C’est l’image du triomphe du « photojournalisme à la française ». L’icône de ce fameux « âge d’or » des années 1960 à l’avènement de l’ère numérique. Le photojournalisme est devenu un art, les reporters des auteurs à part entière. C’est l’époque où Sygma signe une multitude de « UNE », engrange encore des « assigments » et développe son partenariat avec les stars. L’époque de la gloire dans le petit monde de la photographie d’actualité. Une grande famille d’amitié et de solidarité. Mais pas que…

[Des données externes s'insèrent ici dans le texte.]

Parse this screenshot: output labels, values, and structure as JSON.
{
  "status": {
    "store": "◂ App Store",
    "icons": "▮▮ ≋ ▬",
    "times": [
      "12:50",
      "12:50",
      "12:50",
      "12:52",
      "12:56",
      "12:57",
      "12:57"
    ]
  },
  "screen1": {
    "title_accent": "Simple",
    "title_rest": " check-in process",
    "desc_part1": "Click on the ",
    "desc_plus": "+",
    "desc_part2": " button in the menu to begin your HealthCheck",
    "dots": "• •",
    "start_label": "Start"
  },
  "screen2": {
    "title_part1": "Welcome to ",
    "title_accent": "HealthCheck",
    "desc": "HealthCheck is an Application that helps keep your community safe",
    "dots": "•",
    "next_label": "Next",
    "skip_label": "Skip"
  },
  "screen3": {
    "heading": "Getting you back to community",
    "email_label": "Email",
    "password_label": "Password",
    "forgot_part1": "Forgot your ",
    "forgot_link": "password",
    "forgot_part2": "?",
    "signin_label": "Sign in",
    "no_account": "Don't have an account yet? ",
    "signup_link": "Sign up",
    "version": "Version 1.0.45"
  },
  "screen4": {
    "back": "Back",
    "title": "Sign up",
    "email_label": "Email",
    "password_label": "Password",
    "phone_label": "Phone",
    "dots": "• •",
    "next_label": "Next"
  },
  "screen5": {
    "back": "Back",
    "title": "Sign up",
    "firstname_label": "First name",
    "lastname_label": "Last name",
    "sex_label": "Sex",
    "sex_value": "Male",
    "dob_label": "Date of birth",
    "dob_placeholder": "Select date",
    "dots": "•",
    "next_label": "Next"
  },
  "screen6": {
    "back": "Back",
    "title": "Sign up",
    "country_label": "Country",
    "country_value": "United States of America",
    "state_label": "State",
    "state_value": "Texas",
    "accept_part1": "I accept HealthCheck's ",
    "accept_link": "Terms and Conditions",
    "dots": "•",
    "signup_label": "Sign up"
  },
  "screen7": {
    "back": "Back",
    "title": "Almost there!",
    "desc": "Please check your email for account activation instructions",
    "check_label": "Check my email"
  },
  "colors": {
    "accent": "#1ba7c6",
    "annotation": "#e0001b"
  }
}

Les photographes sont publiés dans les magazines et leurs images se faufilent dans les galeries et les musées. Ils doivent leur succès à leur talent, mais également aux, détestés ou admirés, patronnes et patrons des agences et des journaux, aux exigeantes et exigeants picture-editors, et aux chevaliers de la Vespa ou de la BMW. Avant et après que le Tintin eut fait son reportage, il y a le travail de l’ombre : éditorial, editing, commercialisation. Et quand, au travail à la commande a succédé l’aventure de la spéculation, des enchères, de la flambée des prix de vente. Grâce à la concurrence que se livraient les magazines, l’imagination devint payante.

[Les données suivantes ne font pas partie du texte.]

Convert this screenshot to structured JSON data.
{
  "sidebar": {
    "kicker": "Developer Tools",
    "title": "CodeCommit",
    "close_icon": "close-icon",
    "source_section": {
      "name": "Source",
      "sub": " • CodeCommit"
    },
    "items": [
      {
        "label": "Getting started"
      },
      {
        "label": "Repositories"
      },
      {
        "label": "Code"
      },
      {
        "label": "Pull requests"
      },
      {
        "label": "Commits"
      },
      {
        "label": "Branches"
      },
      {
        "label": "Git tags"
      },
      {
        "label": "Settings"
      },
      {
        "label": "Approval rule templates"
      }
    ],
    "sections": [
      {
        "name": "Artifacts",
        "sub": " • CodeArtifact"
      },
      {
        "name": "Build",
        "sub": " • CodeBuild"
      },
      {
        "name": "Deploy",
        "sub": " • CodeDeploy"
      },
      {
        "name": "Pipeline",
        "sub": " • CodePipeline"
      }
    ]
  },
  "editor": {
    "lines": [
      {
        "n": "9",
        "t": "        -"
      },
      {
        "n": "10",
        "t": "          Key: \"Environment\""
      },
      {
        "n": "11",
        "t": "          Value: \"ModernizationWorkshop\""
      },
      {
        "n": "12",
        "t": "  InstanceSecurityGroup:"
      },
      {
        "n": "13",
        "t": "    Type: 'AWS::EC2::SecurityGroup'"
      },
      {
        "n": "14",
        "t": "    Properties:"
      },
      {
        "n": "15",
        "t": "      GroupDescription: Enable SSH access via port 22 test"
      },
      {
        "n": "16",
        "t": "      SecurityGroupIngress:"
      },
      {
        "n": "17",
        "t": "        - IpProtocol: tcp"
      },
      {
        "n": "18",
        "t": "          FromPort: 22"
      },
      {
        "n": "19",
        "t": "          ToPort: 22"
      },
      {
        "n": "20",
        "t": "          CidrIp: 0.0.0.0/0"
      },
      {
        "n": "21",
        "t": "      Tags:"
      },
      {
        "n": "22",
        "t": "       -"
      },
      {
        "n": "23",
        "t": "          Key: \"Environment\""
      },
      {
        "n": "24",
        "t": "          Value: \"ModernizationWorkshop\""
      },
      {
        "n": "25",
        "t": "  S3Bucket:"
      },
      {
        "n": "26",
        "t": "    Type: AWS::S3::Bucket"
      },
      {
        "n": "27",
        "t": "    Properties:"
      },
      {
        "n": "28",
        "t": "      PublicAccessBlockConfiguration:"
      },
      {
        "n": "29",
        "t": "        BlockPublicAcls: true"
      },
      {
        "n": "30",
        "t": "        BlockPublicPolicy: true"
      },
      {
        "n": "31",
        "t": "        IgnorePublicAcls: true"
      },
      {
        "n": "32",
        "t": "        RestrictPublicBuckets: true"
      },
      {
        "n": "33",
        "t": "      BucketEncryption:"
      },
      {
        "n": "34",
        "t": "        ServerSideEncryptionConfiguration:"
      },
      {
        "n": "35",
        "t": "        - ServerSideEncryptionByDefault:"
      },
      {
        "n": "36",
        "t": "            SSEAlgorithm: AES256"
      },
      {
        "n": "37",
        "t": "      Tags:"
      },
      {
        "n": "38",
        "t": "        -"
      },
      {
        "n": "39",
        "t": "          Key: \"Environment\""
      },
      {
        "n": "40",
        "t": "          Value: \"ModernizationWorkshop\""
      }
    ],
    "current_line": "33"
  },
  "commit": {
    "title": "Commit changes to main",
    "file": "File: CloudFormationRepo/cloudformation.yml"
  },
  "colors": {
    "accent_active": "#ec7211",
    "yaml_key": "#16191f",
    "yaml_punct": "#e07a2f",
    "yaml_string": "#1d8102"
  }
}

Toi, Eliane Laffont, Monique Kouznetzoff alias « Kouzo », Hubert Henrotte alias « HH » avez été les « boss » de ce fantastique marché mondial qui fit le succès de Gamma puis de Sygma. Vous et Gökşin Sipahioğlu avez géré le « look » de la presse mondiale pendant plus de trois décennies. Sur ce cliché, vous en êtes fiers et heureux. Une vraie lune de miel au lendemain de la première guerre du Golfe.

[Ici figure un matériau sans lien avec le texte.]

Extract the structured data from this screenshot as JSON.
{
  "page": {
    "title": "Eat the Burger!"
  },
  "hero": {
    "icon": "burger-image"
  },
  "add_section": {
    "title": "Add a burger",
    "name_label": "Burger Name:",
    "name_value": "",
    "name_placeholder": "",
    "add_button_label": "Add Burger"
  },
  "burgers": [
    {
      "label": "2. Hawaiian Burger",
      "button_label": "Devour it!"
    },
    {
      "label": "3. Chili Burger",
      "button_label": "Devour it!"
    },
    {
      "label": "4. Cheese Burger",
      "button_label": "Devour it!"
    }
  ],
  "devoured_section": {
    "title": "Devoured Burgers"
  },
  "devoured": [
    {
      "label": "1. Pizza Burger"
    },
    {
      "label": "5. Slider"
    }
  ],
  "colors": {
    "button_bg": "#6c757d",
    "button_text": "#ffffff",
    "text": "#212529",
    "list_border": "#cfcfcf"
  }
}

Août 1991, date où Eliane tu situes la photographie, « un jour où on rigolait bien » as-tu commenté sur Facebook. Une époque où, « Entre Hubert Henrotte et Bruno Rohmer, c’est la lune de miel » selon Le Monde du 2 mars de cette année-là. Bruno Rohmer est le financier de Sygma : « Pour me présenter son agence, Hubert Henrotte a étalé sous mes yeux une cinquantaine de couvertures de magazines réalisées par Sygma en quinze jours. C’était impressionnant. Le patron de l’agence, ce n’est donc pas moi, c’est Henrotte. Un homme remarquable, le plus grand professionnel. »
Ce bonheur, hélas ne va pas durer contrairement à votre inaltérable amitié. La mutation technologique s’accélère, la presse souffre, la trésorerie manque pour des investissements. Cinq ans après la lune de miel, les affaires vont moins bien. Un autre financier arrive et finalement la lune de miel prend un goût amer pour Hubert quand « Kouzo » et lui doivent quitter « leur » bébé.
Lui, qui a été, grâce à toi et « Kouzo », de fait, un des rares picture-editors à influencer visuellement la presse mondiale, n’a pas été reconnu par un large public. Les photographes qui vous doivent, peu ou prou, leur moment de gloire professionnelle ; eux, ont les expositions, les festivals, les prix pour être reconnus.
Homme de l’ombre, HH n’a pas connu la lumière de son vivant. Cette photographie de Jean-Pierre Laffont, en raison de son caractère familial, a d’autant plus de poids. Elle est émouvante, pour ceux qui ont connu l’homme en des jours plus besogneux, puis plus sombres.
Cette photographie rassure sur la qualité de la vie d’Henrotte, elle le montre en vacances. Elle m’incite, Eliane, à te suggérer un bel album photographique de tes souvenirs et de ceux immortalisés par Jean-Pierre et vos amis photographes. Merci d’avance.